Tribune de François Miquet-Marty, Président du Groupe Les Temps Nouveaux.

Sommes-nous réellement confinés ? Nos réclusions physiques occultent mal nos ouvertures, redoublées depuis la crise, vers l’actualité, vers le monde, vers les autres, vers l’après. La production de « visions pour le monde d’après » est sans précédent : ambitions, spéculations, scénarios, plans d’action, alarmes.

Quête intellectuelle, ce foisonnement est difficilement intelligible s’il n’est pas compris comme le reflet de trois angoisses collectives, qui structurent notre imaginaire avec une vigueur décuplée depuis la tragédie du coronavirus.

La première angoisse, la plus immédiate, est celle des huis clos, reproduits en collection presque infinie sur la planète. S’ouvrir pour tenir, pour éprouver sa liberté, pour vivre en regard d’espaces de vie si durablement bornés. A l’arraisonnement sans précédent des corps répond l’affranchissement sans retenue des imaginations.

La deuxième angoisse, consciente ou confusément éprouvée, est celle de l’extraordinaire confusion des pistes d’avenir, ou de leur incroyable ténuité. Certes en raison de l’articulation entre urgences de court terme (« redémarrer »), résiliences de l’après (« revivre ») et orientations de fond pour la suite (« réinventer ») ; penser ensemble et agir sur ces trois registres est une gageure.
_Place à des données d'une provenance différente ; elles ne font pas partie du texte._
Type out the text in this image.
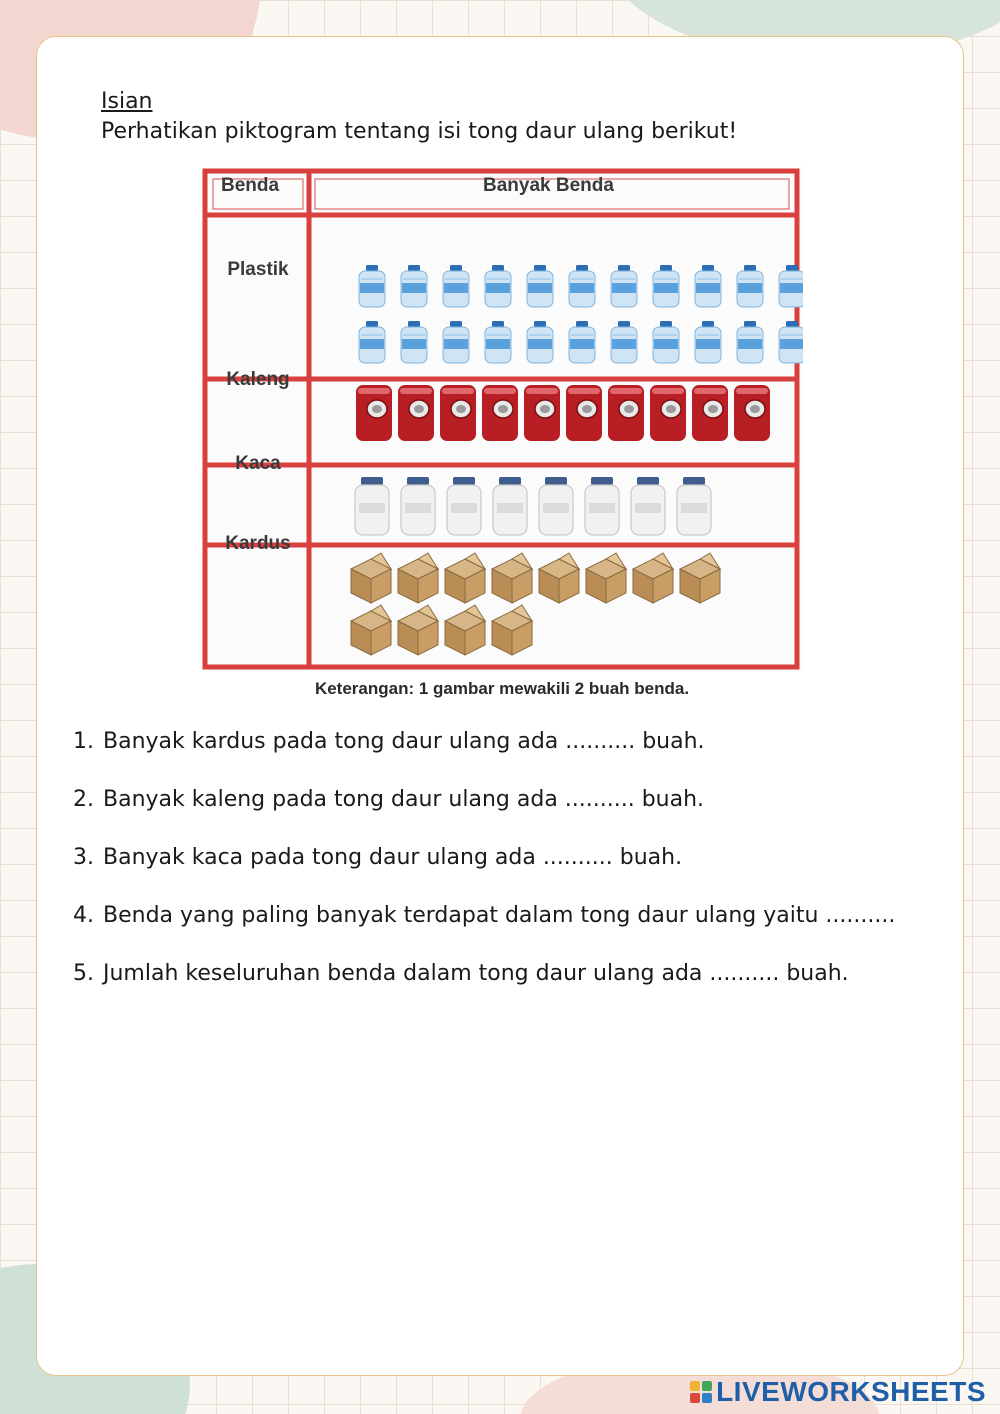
Isian
Perhatikan piktogram tentang isi tong daur ulang berikut!
Benda	Banyak Benda
Plastik
Kaleng
Kaca
Kardus
Keterangan: 1 gambar mewakili 2 buah benda.
1. Banyak kardus pada tong daur ulang ada .......... buah.
2. Banyak kaleng pada tong daur ulang ada .......... buah.
3. Banyak kaca pada tong daur ulang ada .......... buah.
4. Benda yang paling banyak terdapat dalam tong daur ulang yaitu ..........
5. Jumlah keseluruhan benda dalam tong daur ulang ada .......... buah.
LIVEWORKSHEETS
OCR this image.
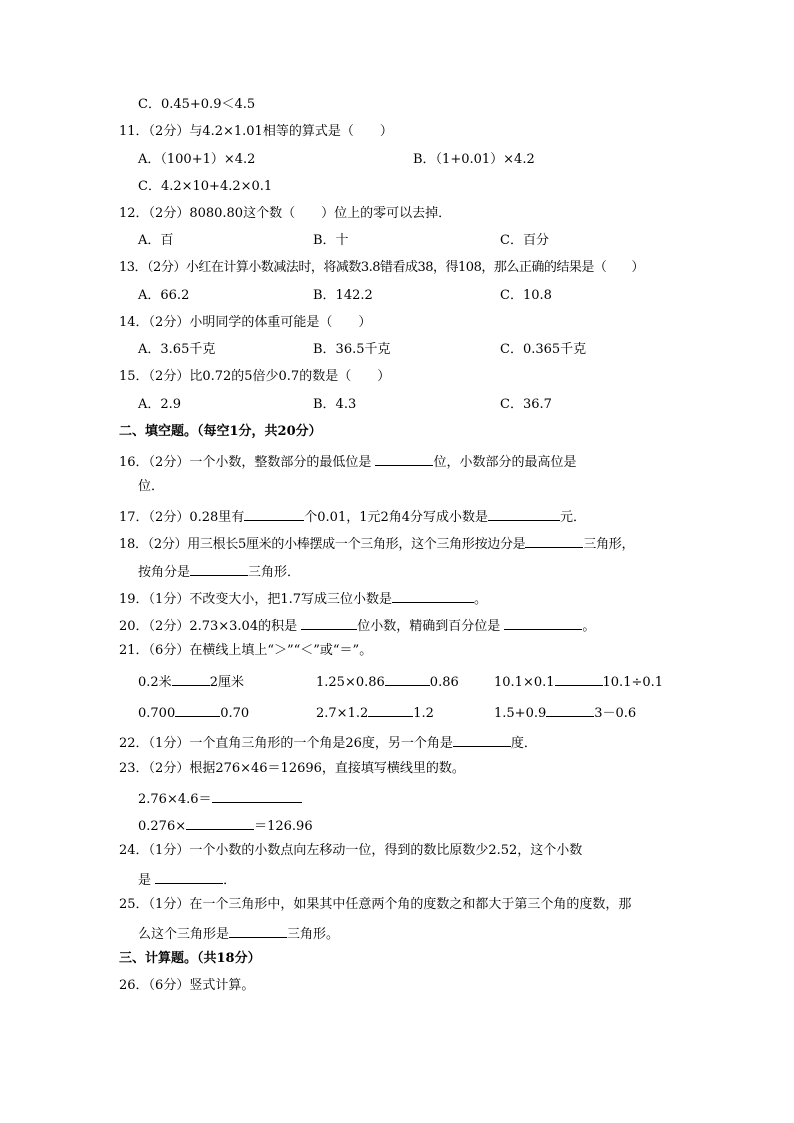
C．0.45+0.9＜4.5
11．（2分）与4.2×1.01相等的算式是（　　）
A．（100+1）×4.2	B．（1+0.01）×4.2
C．4.2×10+4.2×0.1
12．（2分）8080.80这个数（　　）位上的零可以去掉．
A．百	B．十	C．百分
13．（2分）小红在计算小数减法时，将减数3.8错看成38，得108，那么正确的结果是（　　）
A．66.2	B．142.2	C．10.8
14．（2分）小明同学的体重可能是（　　）
A．3.65千克	B．36.5千克	C．0.365千克
15．（2分）比0.72的5倍少0.7的数是（　　）
A．2.9	B．4.3	C．36.7
二、填空题。（每空1分，共20分）
16．（2分）一个小数，整数部分的最低位是	位，小数部分的最高位是
位．
17．（2分）0.28里有	个0.01，1元2角4分写成小数是	元．
18．（2分）用三根长5厘米的小棒摆成一个三角形，这个三角形按边分是	三角形，
按角分是	三角形．
19．（1分）不改变大小，把1.7写成三位小数是	。
20．（2分）2.73×3.04的积是	位小数，精确到百分位是	。
21．（6分）在横线上填上“＞”“＜”或“＝”。
0.2米	2厘米	1.25×0.86	0.86	10.1×0.1	10.1÷0.1
0.700	0.70	2.7×1.2	1.2	1.5+0.9	3－0.6
22．（1分）一个直角三角形的一个角是26度，另一个角是	度．
23．（2分）根据276×46＝12696，直接填写横线里的数。
2.76×4.6＝
0.276×	＝126.96
24．（1分）一个小数的小数点向左移动一位，得到的数比原数少2.52，这个小数
是	．
25．（1分）在一个三角形中，如果其中任意两个角的度数之和都大于第三个角的度数，那
么这个三角形是	三角形。
三、计算题。（共18分）
26．（6分）竖式计算。
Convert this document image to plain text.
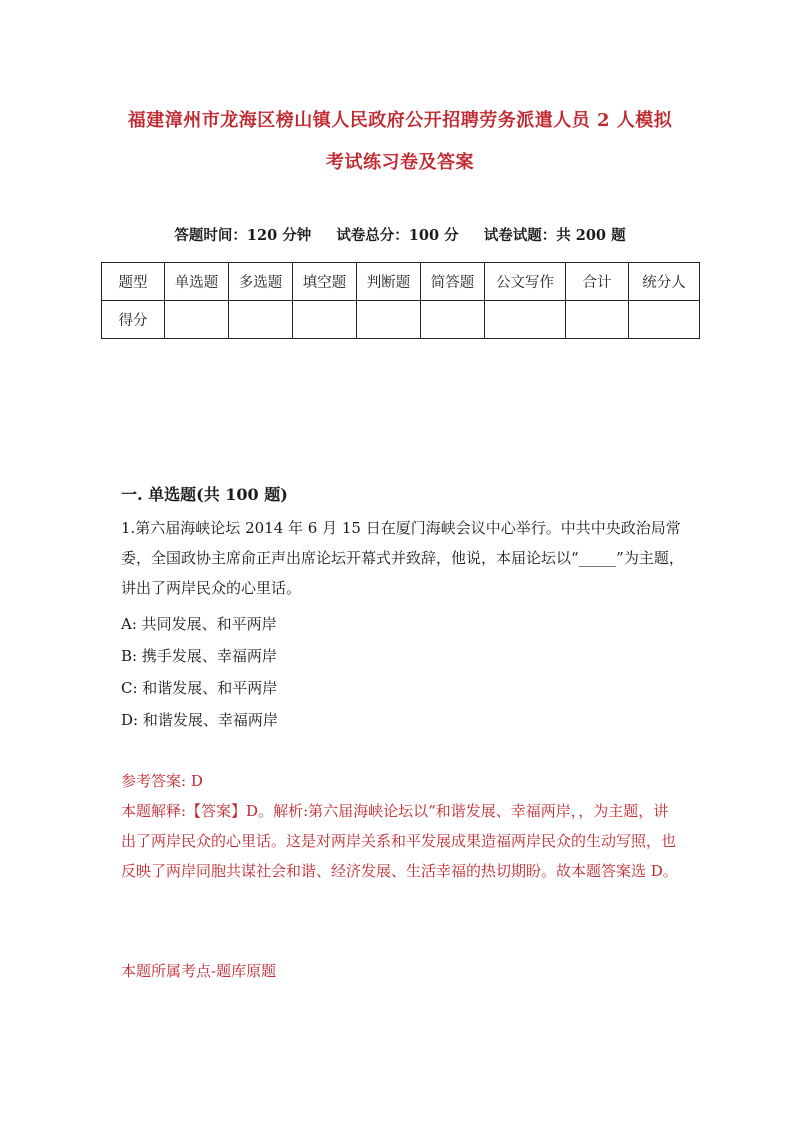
福建漳州市龙海区榜山镇人民政府公开招聘劳务派遣人员 2 人模拟
考试练习卷及答案
答题时间：120 分钟 试卷总分：100 分 试卷试题：共 200 题
题型	单选题	多选题	填空题	判断题	简答题	公文写作	合计	统分人
得分								
一. 单选题(共 100 题)
1.第六届海峡论坛 2014 年 6 月 15 日在厦门海峡会议中心举行。中共中央政治局常委，全国政协主席俞正声出席论坛开幕式并致辞，他说，本届论坛以“_____”为主题，讲出了两岸民众的心里话。
A: 共同发展、和平两岸
B: 携手发展、幸福两岸
C: 和谐发展、和平两岸
D: 和谐发展、幸福两岸
参考答案: D
本题解释:【答案】D。解析:第六届海峡论坛以“和谐发展、幸福两岸，，为主题，讲出了两岸民众的心里话。这是对两岸关系和平发展成果造福两岸民众的生动写照，也反映了两岸同胞共谋社会和谐、经济发展、生活幸福的热切期盼。故本题答案选 D。
本题所属考点-题库原题
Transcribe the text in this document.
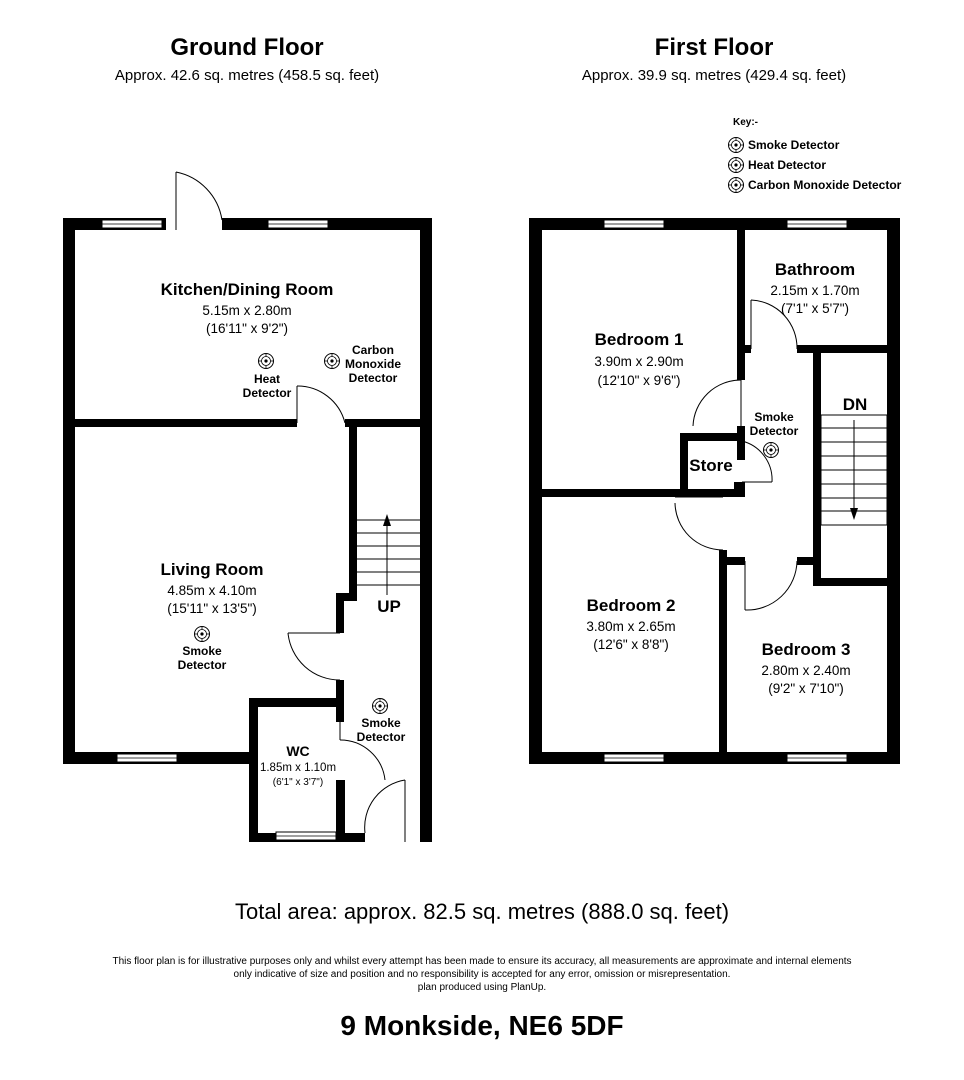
Ground Floor
Approx. 42.6 sq. metres (458.5 sq. feet)
First Floor
Approx. 39.9 sq. metres (429.4 sq. feet)
Key:-
Smoke Detector
Heat Detector
Carbon Monoxide Detector
Kitchen/Dining Room
5.15m x 2.80m
(16'11" x 9'2")
Heat
Detector
Carbon
Monoxide
Detector
Living Room
4.85m x 4.10m
(15'11" x 13'5")
Smoke
Detector
Smoke
Detector
UP
WC
1.85m x 1.10m
(6'1" x 3'7")
Bedroom 1
3.90m x 2.90m
(12'10" x 9'6")
Bathroom
2.15m x 1.70m
(7'1" x 5'7")
Smoke
Detector
Store
DN
Bedroom 2
3.80m x 2.65m
(12'6" x 8'8")	Bedroom 3
2.80m x 2.40m
(9'2" x 7'10")
Total area: approx. 82.5 sq. metres (888.0 sq. feet)
This floor plan is for illustrative purposes only and whilst every attempt has been made to ensure its accuracy, all measurements are approximate and internal elements
only indicative of size and position and no responsibility is accepted for any error, omission or misrepresentation.
plan produced using PlanUp.
9 Monkside, NE6 5DF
Surtout en raison des tensions plus vives que jamais entre les aspirations de fond sur le futur. Les appels au respect de la planète et du climat sont d’autant plus vigoureux que les forces contraires sont préjudiciables ; les appels à la préservation de biens publics sont d’autant plus manifestes que les finances publiques sont exsangues ; les appels au dynamisme économique sont d’autant plus affirmés que les contraintes sur les entreprises sont pénalisantes ; les appels à la relocalisation sont d’autant plus vifs que les coûts de concrétisation sont lourds.

Mais plus profondément, nous nous projetons dans l’avenir parce que nous avons perdu l’essentiel : l’idée de la maîtrise de nos destins communs. Les études Viavoice récentes révèlent une aspiration majeure des Français à la reconquête d’une souveraineté collective, nationale ou européenne. La critique majoritaire qui prévalait « avant » la crise était celle de l’impuissance de l’action publique ou de l’impéritie des grandes entreprises. Un « bien commun », un « intérêt général » qui n’était ni suffisamment endossé, ni suffisamment pris en compte.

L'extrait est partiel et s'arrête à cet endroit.